On 7 May 1826, Darling's despatch to Bathurst included Attorney General Bannister's report on this case which had been prepared at the request of Scott.  Bannister argued that Forbes C.J. was wrong, basing his argument on King v. Bishop of Ely, 5 Term Report 477.  These and other documents relating to the case are at Historical Records of Australia, Series 1, Vol. 12, pp 273-289.

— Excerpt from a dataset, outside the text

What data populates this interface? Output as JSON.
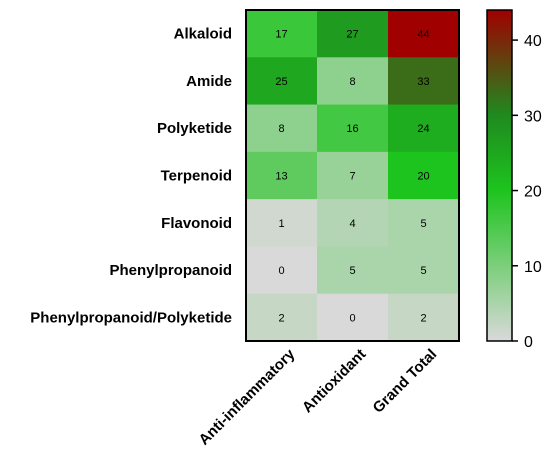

[3 ] This judgment was reported briefly by the Sydney Gazette, on 1 February 1826; and then fully on 4 February 1826.  The reports of the Australian and the Sydney Gazette are the same, except in minor matters of punctuation.  Forbes C.J. handed down a written version of the judgment, but to the Australian, not to the Sydney Gazette.  The Gazette presumably copied the Australian's report a couple of days later, changing the style of punctuation to match its own conventions.  This is apparent from a comment in the Gazette on 4 February 1826.  The Gazette's comment also said that Forbes C.J. had written out the judgment "with his usual anxiety for accuracy in cases of importance ... in order that the same might appear in the Public Papers, free from any misrepresentation".  The same seems to have happened in R. v. Broadbear and Broadbear, June 1826.

[4 ] As a debt of justice.  A remedy which the applicant obtains as a matter of right.